Laura Weiss is the vice president of service innovation at the Taproot Foundation, an organization leading the pro bono movement and making business talent available to nonprofits working to improve society.

In her recent piece, Why We're All Designers, she suggests:

Today design tools and methodologies have begun to find their way to the social sector, and this is no surprise. Nonprofits are inherently innovative enterprises because most were formed by a social entrepreneur with a vision to change the world. Yet as they grow, they become exclusively focused on the challenges of daily operations. The kinds of continuous innovation activities that are critical to organizational growth and program renewal give way to more basic functional needs. To avoid the threat of stagnant maturity and potential decline, nonprofits must actively develop techniques for better understanding their communities, for taking those insights and refining their programs through iterative prototyping, and for telling their story through creative communications. We cannot afford to rely solely on costly design resources or consultants and do not typically have the means to manage a dedicated innovation project.
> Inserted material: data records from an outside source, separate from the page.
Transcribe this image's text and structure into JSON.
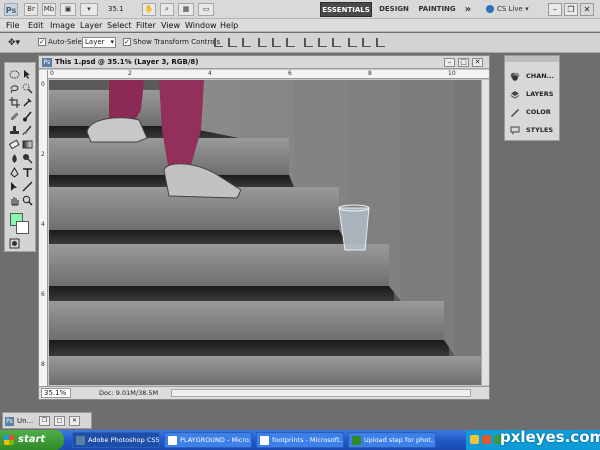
{
  "app": {
    "logo_text": "Ps",
    "zoom_readout": "35.1",
    "workspaces": [
      "ESSENTIALS",
      "DESIGN",
      "PAINTING"
    ],
    "more_glyph": "»",
    "cs_live": "CS Live"
  },
  "menu": [
    "File",
    "Edit",
    "Image",
    "Layer",
    "Select",
    "Filter",
    "View",
    "Window",
    "Help"
  ],
  "options": {
    "auto_select_label": "Auto-Select:",
    "auto_select_value": "Layer",
    "show_transform_label": "Show Transform Controls"
  },
  "document": {
    "title": "This 1.psd @ 35.1% (Layer 3, RGB/8)",
    "zoom": "35.1%",
    "doc_info": "Doc: 9.01M/38.5M",
    "ruler_top": [
      "0",
      "2",
      "4",
      "6",
      "8",
      "10"
    ],
    "ruler_left": [
      "0",
      "2",
      "4",
      "6",
      "8"
    ]
  },
  "panels": [
    {
      "label": "CHAN...",
      "icon": "channels-icon"
    },
    {
      "label": "LAYERS",
      "icon": "layers-icon"
    },
    {
      "label": "COLOR",
      "icon": "color-icon"
    },
    {
      "label": "STYLES",
      "icon": "styles-icon"
    }
  ],
  "minimized_doc": {
    "label": "Un..."
  },
  "colors": {
    "foreground": "#8ef5b0",
    "background": "#ffffff"
  },
  "taskbar": {
    "start_label": "start",
    "tasks": [
      {
        "label": "Adobe Photoshop CS5",
        "active": true
      },
      {
        "label": "PLAYGROUND - Micro...",
        "active": false
      },
      {
        "label": "footprints - Microsoft...",
        "active": false
      },
      {
        "label": "Upload step for phot...",
        "active": false
      }
    ]
  },
  "watermark": "pxleyes.com"
}
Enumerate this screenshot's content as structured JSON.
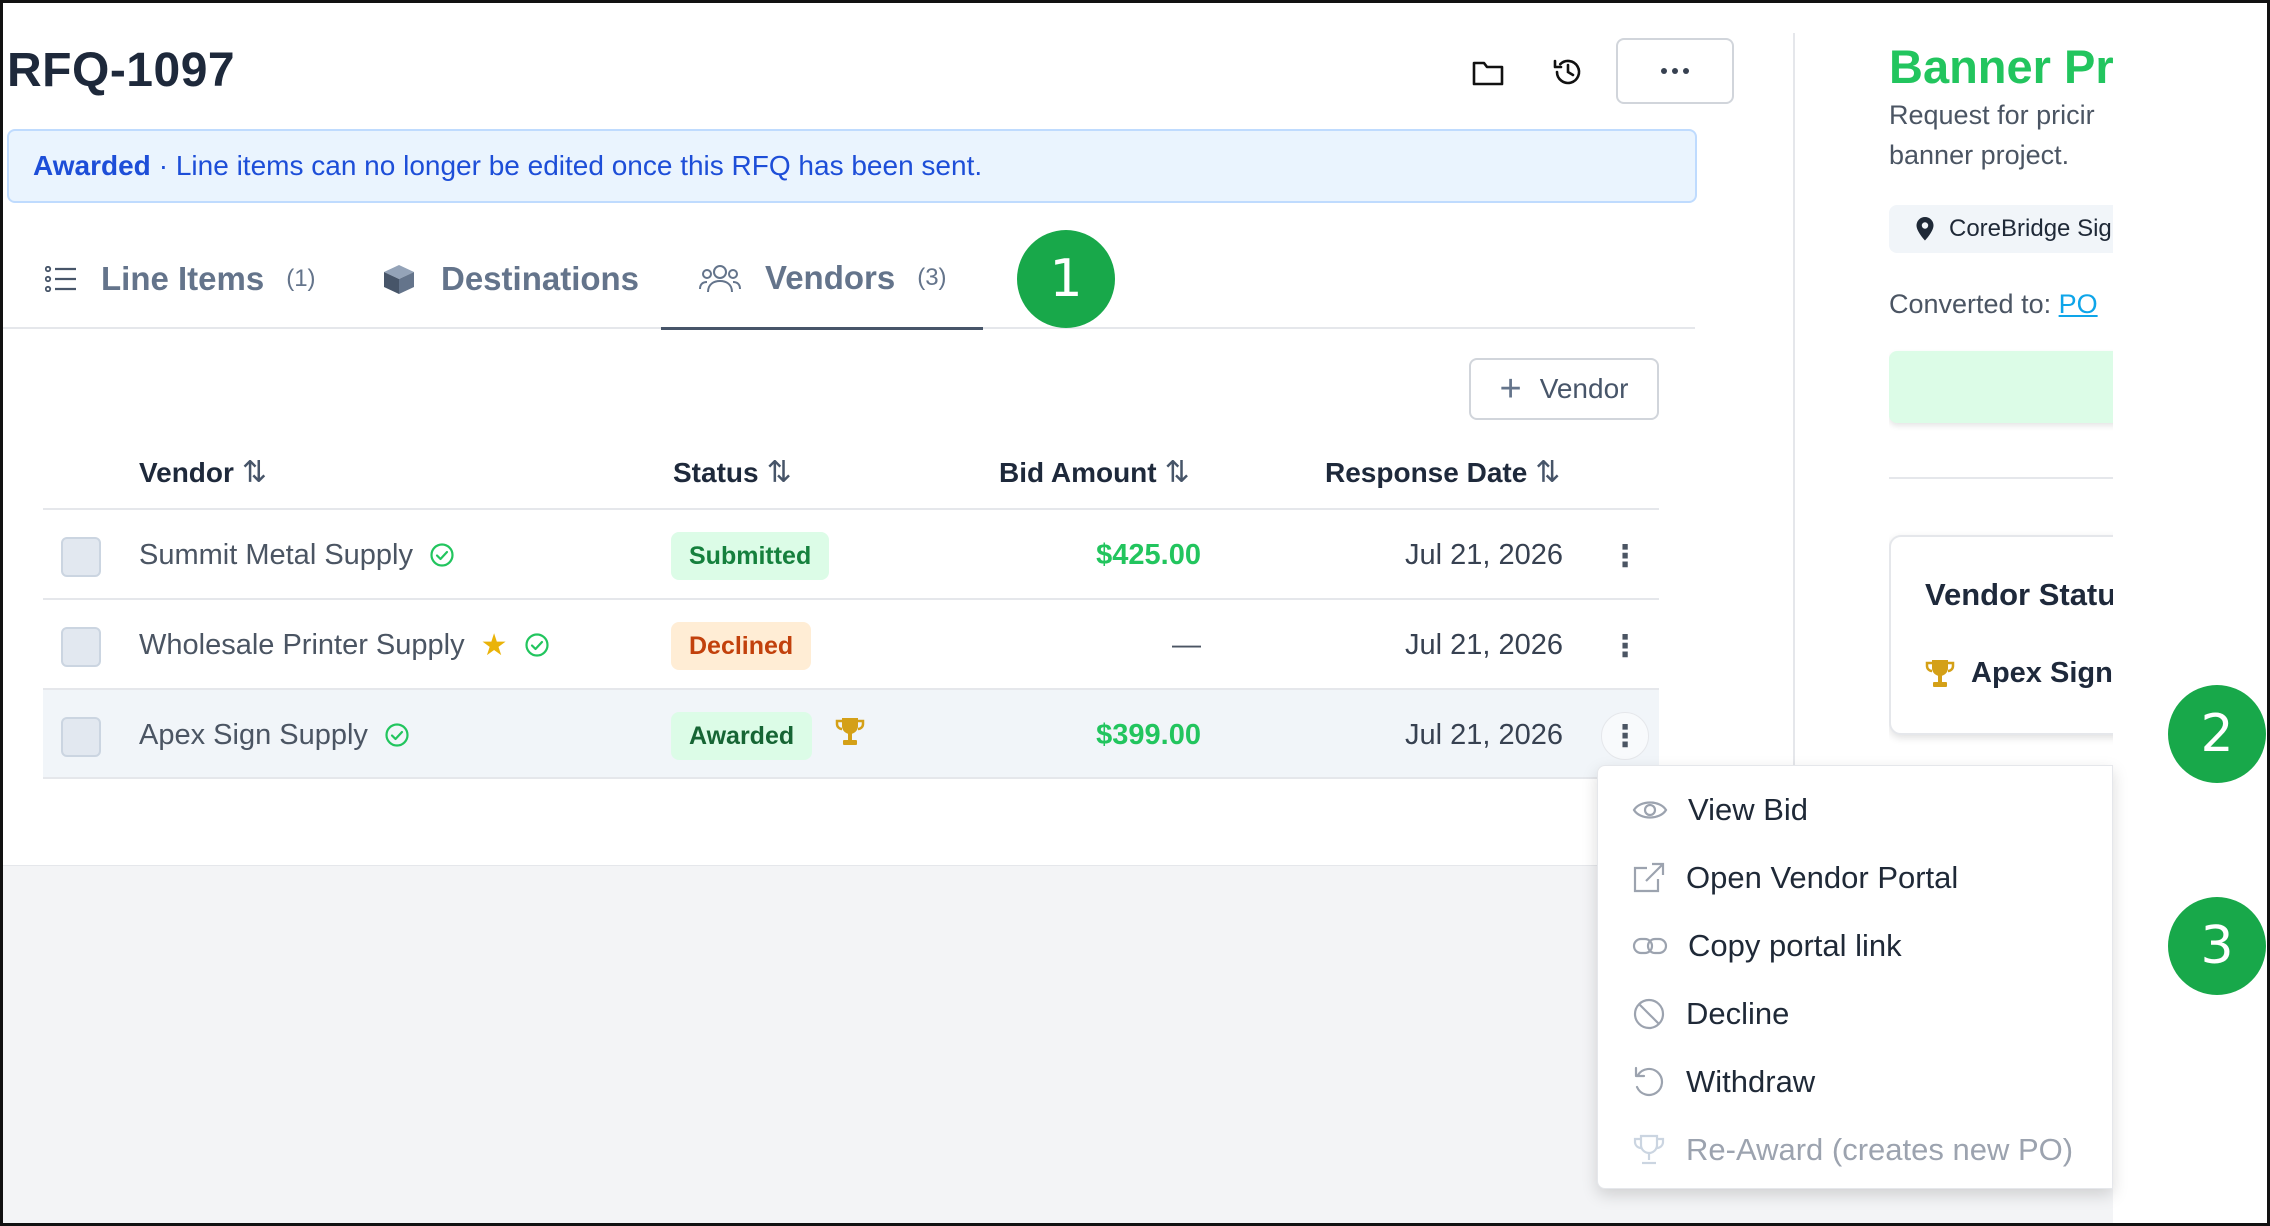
{
  "header": {
    "title": "RFQ-1097",
    "icons": [
      "folder-icon",
      "history-icon",
      "more-icon"
    ]
  },
  "banner": {
    "status": "Awarded",
    "message": "· Line items can no longer be edited once this RFQ has been sent."
  },
  "tabs": [
    {
      "label": "Line Items",
      "count": "(1)",
      "icon": "list-icon"
    },
    {
      "label": "Destinations",
      "count": "",
      "icon": "box-icon"
    },
    {
      "label": "Vendors",
      "count": "(3)",
      "icon": "users-icon",
      "active": true
    }
  ],
  "annotations": [
    "1",
    "2",
    "3"
  ],
  "toolbar": {
    "add_vendor_label": "Vendor"
  },
  "table": {
    "columns": [
      "Vendor",
      "Status",
      "Bid Amount",
      "Response Date"
    ],
    "rows": [
      {
        "vendor": "Summit Metal Supply",
        "preferred": false,
        "status": "Submitted",
        "status_kind": "submitted",
        "bid": "$425.00",
        "date": "Jul 21, 2026"
      },
      {
        "vendor": "Wholesale Printer Supply",
        "preferred": true,
        "status": "Declined",
        "status_kind": "declined",
        "bid": "—",
        "date": "Jul 21, 2026"
      },
      {
        "vendor": "Apex Sign Supply",
        "preferred": false,
        "status": "Awarded",
        "status_kind": "awarded",
        "bid": "$399.00",
        "date": "Jul 21, 2026",
        "selected": true
      }
    ]
  },
  "menu": {
    "items": [
      {
        "label": "View Bid",
        "icon": "eye-icon",
        "disabled": false
      },
      {
        "label": "Open Vendor Portal",
        "icon": "external-link-icon",
        "disabled": false
      },
      {
        "label": "Copy portal link",
        "icon": "link-icon",
        "disabled": false
      },
      {
        "label": "Decline",
        "icon": "ban-icon",
        "disabled": false
      },
      {
        "label": "Withdraw",
        "icon": "undo-icon",
        "disabled": false
      },
      {
        "label": "Re-Award (creates new PO)",
        "icon": "trophy-icon",
        "disabled": true
      }
    ]
  },
  "side": {
    "title": "Banner Pri",
    "description": "Request for pricir banner project.",
    "location": "CoreBridge Sig",
    "converted_label": "Converted to:",
    "converted_link": "PO",
    "card_title": "Vendor Statu",
    "card_value": "Apex Sign"
  },
  "colors": {
    "accent_green": "#22c55e",
    "badge_green": "#18a84a",
    "banner_blue": "#1d4ed8",
    "declined_orange": "#c2410c"
  }
}
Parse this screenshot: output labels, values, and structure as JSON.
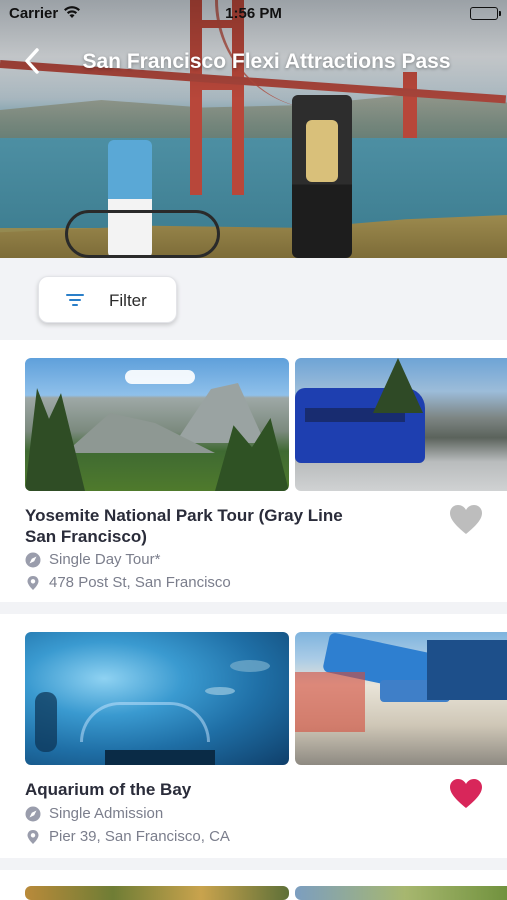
{
  "status_bar": {
    "carrier": "Carrier",
    "time": "1:56 PM"
  },
  "nav": {
    "title": "San Francisco Flexi Attractions Pass",
    "back_icon": "chevron-left-icon"
  },
  "filter": {
    "label": "Filter",
    "icon": "filter-icon",
    "accent": "#2a7fc9"
  },
  "cards": [
    {
      "name": "Yosemite National Park Tour (Gray Line San Francisco)",
      "type": "Single Day Tour*",
      "address": "478 Post St, San Francisco",
      "favorite": false,
      "heart_color": "#bdbdbd"
    },
    {
      "name": "Aquarium of the Bay",
      "type": "Single Admission",
      "address": "Pier 39, San Francisco, CA",
      "favorite": true,
      "heart_color": "#d8265a"
    }
  ]
}
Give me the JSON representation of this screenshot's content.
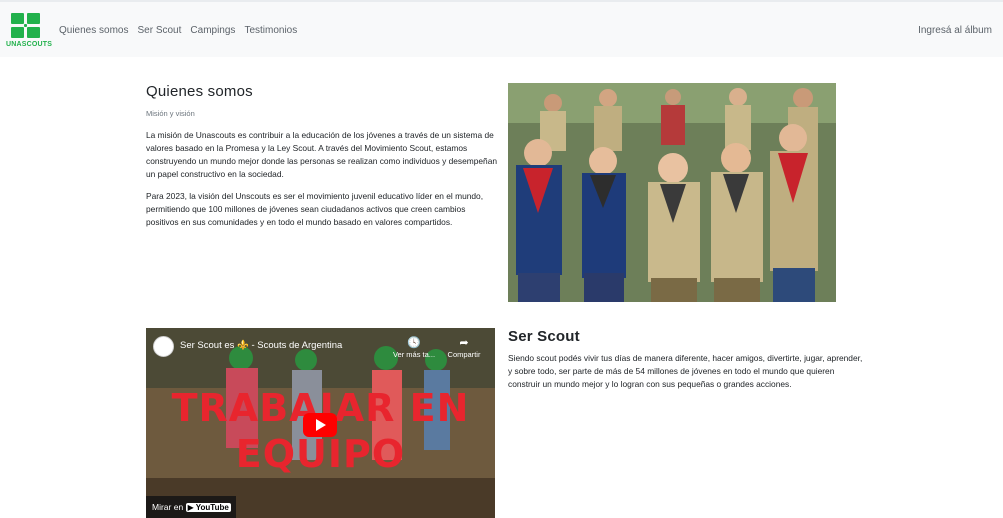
{
  "brand": {
    "name": "UNASCOUTS",
    "color": "#22b14c"
  },
  "nav": {
    "links": [
      "Quienes somos",
      "Ser Scout",
      "Campings",
      "Testimonios"
    ],
    "right_link": "Ingresá al álbum"
  },
  "about": {
    "title": "Quienes somos",
    "subtitle": "Misión y visión",
    "paragraphs": [
      "La misión de Unascouts es contribuir a la educación de los jóvenes a través de un sistema de valores basado en la Promesa y la Ley Scout. A través del Movimiento Scout, estamos construyendo un mundo mejor donde las personas se realizan como individuos y desempeñan un papel constructivo en la sociedad.",
      "Para 2023, la visión del Unscouts es ser el movimiento juvenil educativo líder en el mundo, permitiendo que 100 millones de jóvenes sean ciudadanos activos que creen cambios positivos en sus comunidades y en todo el mundo basado en valores compartidos."
    ]
  },
  "video": {
    "title": "Ser Scout es ⚜️ - Scouts de Argentina",
    "overlay_line1": "TRABAJAR EN",
    "overlay_line2": "EQUIPO",
    "watch_later": "Ver más ta...",
    "share": "Compartir",
    "watch_on": "Mirar en",
    "youtube": "▶ YouTube"
  },
  "ser_scout": {
    "title": "Ser Scout",
    "text": "Siendo scout podés vivir tus días de manera diferente, hacer amigos, divertirte, jugar, aprender, y sobre todo, ser parte de más de 54 millones de jóvenes en todo el mundo que quieren construir un mundo mejor y lo logran con sus pequeñas o grandes acciones."
  }
}
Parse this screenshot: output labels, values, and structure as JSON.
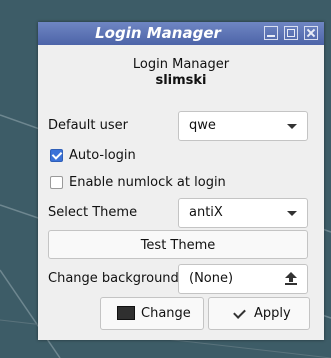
{
  "window": {
    "title": "Login Manager"
  },
  "header": {
    "app_name": "Login Manager",
    "user": "slimski"
  },
  "default_user": {
    "label": "Default user",
    "value": "qwe"
  },
  "auto_login": {
    "label": "Auto-login",
    "checked": true
  },
  "numlock": {
    "label": "Enable numlock at login",
    "checked": false
  },
  "theme": {
    "label": "Select Theme",
    "value": "antiX"
  },
  "test_theme": {
    "label": "Test Theme"
  },
  "background": {
    "label": "Change background",
    "value": "(None)"
  },
  "buttons": {
    "change_label": "Change",
    "apply_label": "Apply"
  },
  "colors": {
    "titlebar": "#5a71b5",
    "checkbox": "#3b72d8",
    "desktop": "#3d5c67"
  },
  "icons": {
    "minimize": "minimize-icon",
    "maximize": "maximize-icon",
    "close": "close-icon",
    "dropdown": "chevron-down-icon",
    "upload": "upload-icon",
    "change": "monitor-icon",
    "apply": "check-icon"
  }
}
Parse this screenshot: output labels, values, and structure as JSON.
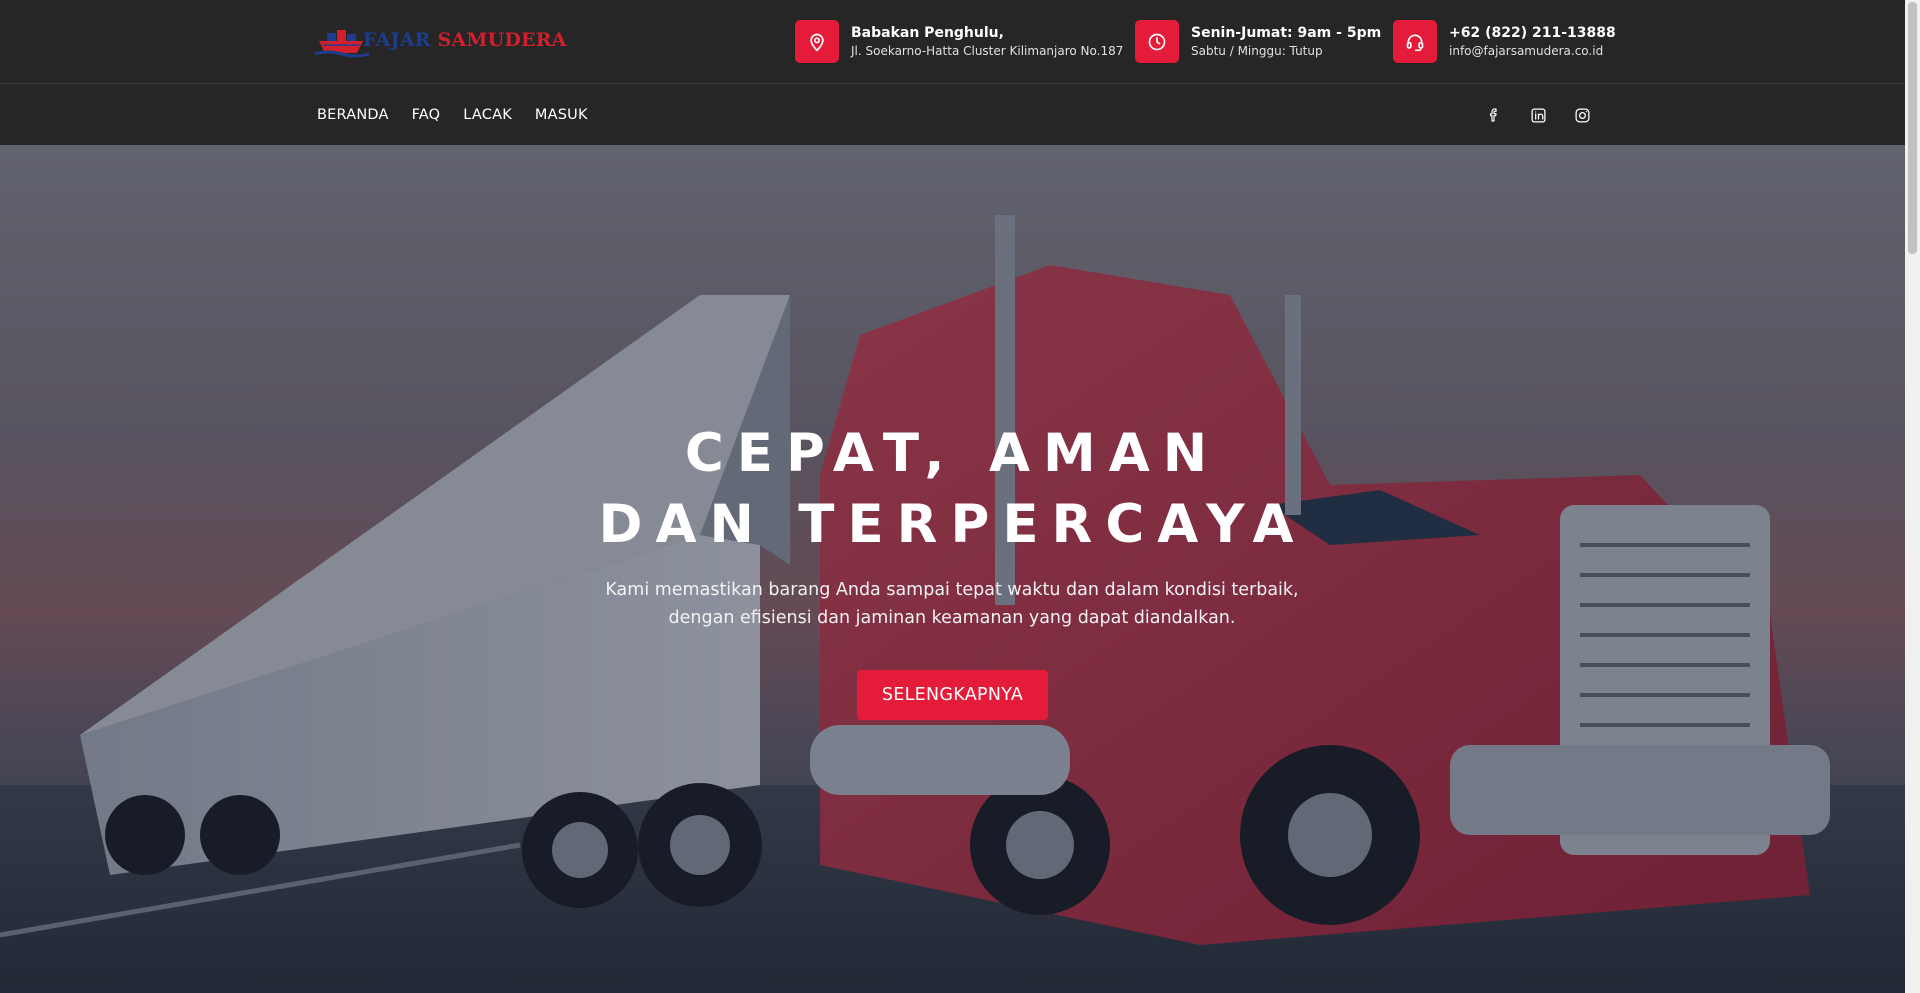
{
  "brand": {
    "name_part1": "FAJAR",
    "name_part2": "SAMUDERA",
    "logo_icon": "ship-icon"
  },
  "contact": {
    "address": {
      "icon": "map-pin-icon",
      "title": "Babakan Penghulu,",
      "sub": "Jl. Soekarno-Hatta Cluster Kilimanjaro No.187"
    },
    "hours": {
      "icon": "clock-icon",
      "title": "Senin-Jumat: 9am - 5pm",
      "sub": "Sabtu / Minggu: Tutup"
    },
    "phone": {
      "icon": "headset-icon",
      "title": "+62 (822) 211-13888",
      "sub": "info@fajarsamudera.co.id"
    }
  },
  "nav": {
    "items": [
      {
        "label": "BERANDA"
      },
      {
        "label": "FAQ"
      },
      {
        "label": "LACAK"
      },
      {
        "label": "MASUK"
      }
    ]
  },
  "social": [
    "facebook-icon",
    "linkedin-icon",
    "instagram-icon"
  ],
  "hero": {
    "title_line1": "CEPAT, AMAN",
    "title_line2": "DAN TERPERCAYA",
    "description": "Kami memastikan barang Anda sampai tepat waktu dan dalam kondisi terbaik, dengan efisiensi dan jaminan keamanan yang dapat diandalkan.",
    "button_label": "SELENGKAPNYA"
  },
  "colors": {
    "accent": "#e41c3a",
    "bar_bg": "#262626",
    "brand_blue": "#1e3d8f",
    "brand_red": "#d21f2e"
  }
}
Social sector organizations must develop the most basic of these skills if for no other reason than to make better decisions about how to proactively direct the use of limited resources for maximum impact.

So, how do we educate the leaders who manage the budgets that directly influence the design of everything we depend upon in our economics, sociologies, and technologies? How do we raise the design literacy of decision makers who would otherwise keep their communities and organizations quagmired in futile faith in business as usual?